评估马来酸恩替卡韦(ETV)与恩替卡韦治疗乙肝e抗原(HBeAg)阳性慢性乙型肝炎(CHB)中国患者的疗效和安全性。

方法

这项先前发表的随机、双盲、双模拟、对照、多中心研究的患者群体,通过纳入每日0.5mg马来酸恩替卡韦组患者(共110例)和每日0.5mg恩替卡韦组患者(共108例)进行了扩充。在治疗第12、24和48周时,采用罗氏Cobas Ampliprep/Cobas Taqman PCR检测法测定乙肝病毒(HBV)DNA水平。记录不良事件(AE)。

结果

与原分析一样,两个治疗组在基线时表现出相似特征。
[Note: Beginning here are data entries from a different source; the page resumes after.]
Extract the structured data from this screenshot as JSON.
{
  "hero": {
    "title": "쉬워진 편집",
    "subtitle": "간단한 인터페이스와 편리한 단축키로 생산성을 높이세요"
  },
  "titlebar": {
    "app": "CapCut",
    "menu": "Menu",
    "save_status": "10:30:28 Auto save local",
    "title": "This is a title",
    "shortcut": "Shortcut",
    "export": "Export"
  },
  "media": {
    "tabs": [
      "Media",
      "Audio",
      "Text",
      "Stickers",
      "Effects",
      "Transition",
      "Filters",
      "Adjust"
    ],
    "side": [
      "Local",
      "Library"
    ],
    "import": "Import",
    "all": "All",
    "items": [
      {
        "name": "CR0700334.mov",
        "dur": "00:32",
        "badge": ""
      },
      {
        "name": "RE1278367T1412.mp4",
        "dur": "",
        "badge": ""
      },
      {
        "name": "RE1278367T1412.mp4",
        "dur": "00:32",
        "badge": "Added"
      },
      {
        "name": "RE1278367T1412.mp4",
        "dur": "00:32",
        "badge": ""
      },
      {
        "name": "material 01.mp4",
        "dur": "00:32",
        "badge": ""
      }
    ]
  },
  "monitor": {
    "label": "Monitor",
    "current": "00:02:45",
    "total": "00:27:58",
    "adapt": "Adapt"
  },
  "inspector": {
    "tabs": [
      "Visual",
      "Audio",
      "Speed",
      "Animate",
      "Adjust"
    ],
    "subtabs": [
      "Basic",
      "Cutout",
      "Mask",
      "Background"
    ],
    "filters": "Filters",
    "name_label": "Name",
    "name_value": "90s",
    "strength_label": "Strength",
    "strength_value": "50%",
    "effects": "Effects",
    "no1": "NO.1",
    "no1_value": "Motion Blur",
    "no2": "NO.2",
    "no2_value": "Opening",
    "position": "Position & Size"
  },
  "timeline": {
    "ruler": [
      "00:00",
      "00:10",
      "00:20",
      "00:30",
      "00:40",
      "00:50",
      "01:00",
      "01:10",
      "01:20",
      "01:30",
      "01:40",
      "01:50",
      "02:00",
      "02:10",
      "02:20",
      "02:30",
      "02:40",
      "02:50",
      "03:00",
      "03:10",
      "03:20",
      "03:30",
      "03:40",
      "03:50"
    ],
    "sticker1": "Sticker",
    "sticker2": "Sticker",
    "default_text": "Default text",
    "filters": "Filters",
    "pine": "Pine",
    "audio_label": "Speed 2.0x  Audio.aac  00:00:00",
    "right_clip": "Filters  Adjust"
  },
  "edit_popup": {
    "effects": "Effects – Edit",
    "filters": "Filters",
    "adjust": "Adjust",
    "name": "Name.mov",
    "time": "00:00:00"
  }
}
此外,所有治疗效果的结果与原分析结果显示出相同趋势,包括恩替卡韦和马来酸恩替卡韦治疗在第12、24和48周时导致平均HBV DNA水平下降的统计学相似效果(恩替卡韦:分别下降4.28、5.00和5.53 log10 IU/ml,而马来酸恩替卡韦:分别下降4.46、4.99和5.51 log10 IU/ml;所有与基线相比P均大于0.05),第48周时血清HBV DNA达到不可检测水平(低于20 IU/ml)的比例(恩替卡韦:38.18%,而马来酸恩替卡韦:35.19%;P大于0.05),第48周时HBeAg消失率(恩替卡韦:10.91%,而马来酸恩替卡韦:12.96%;P大于0.05),第48周时HBeAg血清学转换率(恩替卡韦:7.77%,而马来酸恩替卡韦:10.38%;P大于0.05),第48周时丙氨酸氨基转移酶正常化比例(恩替卡韦:75.47%,而马来酸恩替卡韦:82.86%;P大于0.05),以及AE的总体发生率(恩替卡韦:18.02%,而马来酸恩替卡韦:17.43%;P大于0.05)。

结论

采用更大的研究群体对马来酸恩替卡韦与恩替卡韦的治疗效果进行分析,证实了我们最初的发现,即这两种药物在HBeAg阳性CHB患者中具有相似的疗效和安全性。